Facebook: referendum per chiarire come gestire la privacy
Con i suoi 200 milioni di utenti, Facebook sarebbe il quinto paese del mondo per numero di abitanti. Eppure alla popolazione del social network la partecipazione democratica non sembra interessare troppo. Il primo referendum sull’introduzione dei nuovi termini di servizio, che regolano l’uso del sito, sta infatti per risolversi in un nulla di fatto a causa del mancato raggiungimento del quorum. Un fallimento che alimenta però numerosi sospetti.

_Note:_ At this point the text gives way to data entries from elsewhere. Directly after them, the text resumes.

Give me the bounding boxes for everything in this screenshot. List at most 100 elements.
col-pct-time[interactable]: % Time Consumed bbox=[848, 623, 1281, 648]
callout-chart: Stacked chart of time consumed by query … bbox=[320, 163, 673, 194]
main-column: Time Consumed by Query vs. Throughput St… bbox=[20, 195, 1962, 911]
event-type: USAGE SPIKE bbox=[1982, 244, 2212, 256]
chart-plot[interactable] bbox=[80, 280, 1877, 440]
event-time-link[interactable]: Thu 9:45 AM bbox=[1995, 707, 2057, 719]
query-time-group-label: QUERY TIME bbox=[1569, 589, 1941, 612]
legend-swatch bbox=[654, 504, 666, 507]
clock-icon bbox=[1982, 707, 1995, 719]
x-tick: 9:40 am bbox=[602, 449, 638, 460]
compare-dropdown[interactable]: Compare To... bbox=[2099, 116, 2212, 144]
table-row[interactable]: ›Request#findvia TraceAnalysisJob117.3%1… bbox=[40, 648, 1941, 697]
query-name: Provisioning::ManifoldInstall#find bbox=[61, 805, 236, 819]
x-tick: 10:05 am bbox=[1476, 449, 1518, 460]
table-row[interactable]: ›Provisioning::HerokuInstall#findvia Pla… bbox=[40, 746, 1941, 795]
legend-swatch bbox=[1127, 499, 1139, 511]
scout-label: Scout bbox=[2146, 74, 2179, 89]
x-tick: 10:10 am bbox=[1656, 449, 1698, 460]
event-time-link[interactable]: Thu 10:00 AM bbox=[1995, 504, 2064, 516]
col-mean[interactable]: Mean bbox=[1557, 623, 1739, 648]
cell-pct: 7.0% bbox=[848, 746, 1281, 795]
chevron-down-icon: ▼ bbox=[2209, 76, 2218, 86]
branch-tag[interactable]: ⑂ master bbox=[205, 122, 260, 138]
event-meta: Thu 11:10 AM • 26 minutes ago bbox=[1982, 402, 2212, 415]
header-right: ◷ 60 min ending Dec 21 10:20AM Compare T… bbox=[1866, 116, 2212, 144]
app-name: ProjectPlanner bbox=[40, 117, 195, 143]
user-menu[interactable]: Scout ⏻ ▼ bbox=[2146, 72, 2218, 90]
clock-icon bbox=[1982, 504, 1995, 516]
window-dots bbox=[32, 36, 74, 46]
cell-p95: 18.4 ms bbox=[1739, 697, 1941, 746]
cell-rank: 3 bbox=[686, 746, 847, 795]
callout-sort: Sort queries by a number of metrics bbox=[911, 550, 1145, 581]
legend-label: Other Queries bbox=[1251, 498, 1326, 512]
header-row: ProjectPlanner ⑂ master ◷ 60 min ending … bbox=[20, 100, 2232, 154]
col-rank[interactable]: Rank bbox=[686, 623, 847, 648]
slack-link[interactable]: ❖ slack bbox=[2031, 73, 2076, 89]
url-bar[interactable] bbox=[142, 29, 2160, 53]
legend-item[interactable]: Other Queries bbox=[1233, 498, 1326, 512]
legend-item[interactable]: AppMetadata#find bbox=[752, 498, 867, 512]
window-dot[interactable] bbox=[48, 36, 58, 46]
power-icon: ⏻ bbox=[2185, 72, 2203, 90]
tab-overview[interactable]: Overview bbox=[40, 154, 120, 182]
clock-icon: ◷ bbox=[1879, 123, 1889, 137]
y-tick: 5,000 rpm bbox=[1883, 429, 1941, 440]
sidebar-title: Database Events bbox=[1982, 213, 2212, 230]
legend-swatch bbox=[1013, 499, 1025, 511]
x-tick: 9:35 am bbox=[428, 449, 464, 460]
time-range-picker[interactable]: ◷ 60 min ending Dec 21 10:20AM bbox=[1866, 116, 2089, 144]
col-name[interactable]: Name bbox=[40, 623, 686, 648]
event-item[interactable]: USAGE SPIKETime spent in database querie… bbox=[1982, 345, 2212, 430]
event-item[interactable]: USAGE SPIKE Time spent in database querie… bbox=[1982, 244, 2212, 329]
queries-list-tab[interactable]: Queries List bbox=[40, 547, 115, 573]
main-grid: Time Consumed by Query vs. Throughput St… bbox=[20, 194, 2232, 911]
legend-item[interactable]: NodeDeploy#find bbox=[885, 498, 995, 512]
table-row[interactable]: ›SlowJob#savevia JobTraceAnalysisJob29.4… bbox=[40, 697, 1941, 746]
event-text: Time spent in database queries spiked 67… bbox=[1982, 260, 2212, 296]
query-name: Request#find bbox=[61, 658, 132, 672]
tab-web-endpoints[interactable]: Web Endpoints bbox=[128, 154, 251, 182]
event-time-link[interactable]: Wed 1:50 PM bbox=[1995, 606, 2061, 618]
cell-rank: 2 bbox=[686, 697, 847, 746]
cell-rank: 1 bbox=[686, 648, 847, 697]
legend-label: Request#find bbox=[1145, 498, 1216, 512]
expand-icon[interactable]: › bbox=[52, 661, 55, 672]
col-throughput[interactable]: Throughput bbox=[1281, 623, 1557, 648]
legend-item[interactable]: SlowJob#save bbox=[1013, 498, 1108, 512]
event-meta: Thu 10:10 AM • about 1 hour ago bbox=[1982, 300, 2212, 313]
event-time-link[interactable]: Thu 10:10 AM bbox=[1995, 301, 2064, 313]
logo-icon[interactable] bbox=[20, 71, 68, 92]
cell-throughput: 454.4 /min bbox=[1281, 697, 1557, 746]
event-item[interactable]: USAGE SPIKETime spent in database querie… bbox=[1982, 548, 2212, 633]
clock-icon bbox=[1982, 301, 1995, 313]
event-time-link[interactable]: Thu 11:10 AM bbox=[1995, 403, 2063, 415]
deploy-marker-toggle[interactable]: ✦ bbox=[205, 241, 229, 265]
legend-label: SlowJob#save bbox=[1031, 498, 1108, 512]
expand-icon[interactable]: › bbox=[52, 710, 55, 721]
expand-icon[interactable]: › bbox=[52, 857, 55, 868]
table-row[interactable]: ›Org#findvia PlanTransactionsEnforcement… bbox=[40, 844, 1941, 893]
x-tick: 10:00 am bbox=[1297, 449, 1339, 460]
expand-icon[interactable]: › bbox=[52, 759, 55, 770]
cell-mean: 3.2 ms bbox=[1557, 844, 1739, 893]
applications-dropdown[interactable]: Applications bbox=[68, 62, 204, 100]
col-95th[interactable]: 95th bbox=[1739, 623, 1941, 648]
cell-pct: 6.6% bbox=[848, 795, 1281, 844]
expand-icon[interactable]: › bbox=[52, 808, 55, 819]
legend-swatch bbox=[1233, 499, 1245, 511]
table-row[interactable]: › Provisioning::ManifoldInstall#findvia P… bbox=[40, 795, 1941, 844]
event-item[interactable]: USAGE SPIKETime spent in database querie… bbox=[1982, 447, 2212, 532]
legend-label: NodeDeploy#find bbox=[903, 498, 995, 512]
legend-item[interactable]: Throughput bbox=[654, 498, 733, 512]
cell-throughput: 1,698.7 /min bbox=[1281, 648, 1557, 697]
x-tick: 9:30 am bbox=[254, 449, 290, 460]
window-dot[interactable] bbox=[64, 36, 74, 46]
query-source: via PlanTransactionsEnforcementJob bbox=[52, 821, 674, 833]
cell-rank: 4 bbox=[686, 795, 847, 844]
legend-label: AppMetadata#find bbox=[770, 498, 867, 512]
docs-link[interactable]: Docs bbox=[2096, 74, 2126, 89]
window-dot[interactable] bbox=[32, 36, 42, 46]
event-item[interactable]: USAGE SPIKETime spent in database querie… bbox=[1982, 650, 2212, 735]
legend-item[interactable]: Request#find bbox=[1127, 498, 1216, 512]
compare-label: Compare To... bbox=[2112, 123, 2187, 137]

Le regole. L’idea di coinvolgere gli utenti nelle decisioni degli amministratori del sito, fu lanciata dal fondatore Mark Zuckerberg in seguito alle proteste dello scorso febbraio. Le regole proposte da Facebook prevedevano infatti che i contenuti generati dagli utenti diventassero di esclusiva proprietà del social network, decisione che generò violente proteste da parte delle associazioni di consumatori. Per evitare nuove proteste, lo stesso Zuckerberg annunciò che le nuove condizioni di utilizzo e la redazione dei principi generali del sito sarebbero state realizzate in seguito ad un confronto con gli utenti, che potevano inviare commenti e proposte.
Il referendum. Una volta chiusa la fase dei commenti, i documenti devono essere approvati da tutti i Facebooker, nove milioni solo in Italia, attraverso una votazione. L’annuncio dell’inizio del referendum è stato dato il 16 aprile dallo stesso Zuckenberg che, attraverso il blog ufficiale, ha presentato la nuova sezione del sito dedicata alla governance. Proprio qui è possibile leggere i documenti, anche in lingua italiana, creati dalla collaborazione di pubblico e amministrazione e decidere, con un semplice click, se dare il proprio voto alle nuove regole, più sensibili e chiare nei confronti del problema della privacy, oppure tenere quelle vecchie.
Il quorum. L’iniziativa “democratica” del social network si scontra però contro la necessità di raggiungimento di un quorum. Per rendere valido il voto, gli amministratori hanno stabilito che almeno il 30% degli utenti attivi mensilmente dovesse partecipare alla consultazione. In poche parole una cifra tra i 48 e i 60 milioni di utenti, pari all’intera popolazione italiana. La votazione non ha inoltre goduto di alcuna pubblicità sul sito, motivo per il quale, a pochi giorni dalla chiusura delle “urne” hanno partecipato la miseria di 300mila persone, neppure l’1% dei voti richiesti. Una cifra che con scarsa probabilità potrà crescere sensibilmente, visto che le votazioni si chiuderanno il 23 aprile.
Le critiche. A seggi ancora aperti, stanno già comparendo le prime pesanti critiche al social network. L’associazione Privacy International ha definito il voto una “truffa” a causa del quorum richiesto e non mancano i blog di settore che appoggiano questo punto di vista. Il pericolo paventato è che, essendo quasi impossibile che una votazione raggiunga il quorum, l’amministrazione del sito dimentichi le buone intenzioni manifestate pochi mesi fa e continui a imporre le sue scelte senza ascoltare l’opinione degli utenti.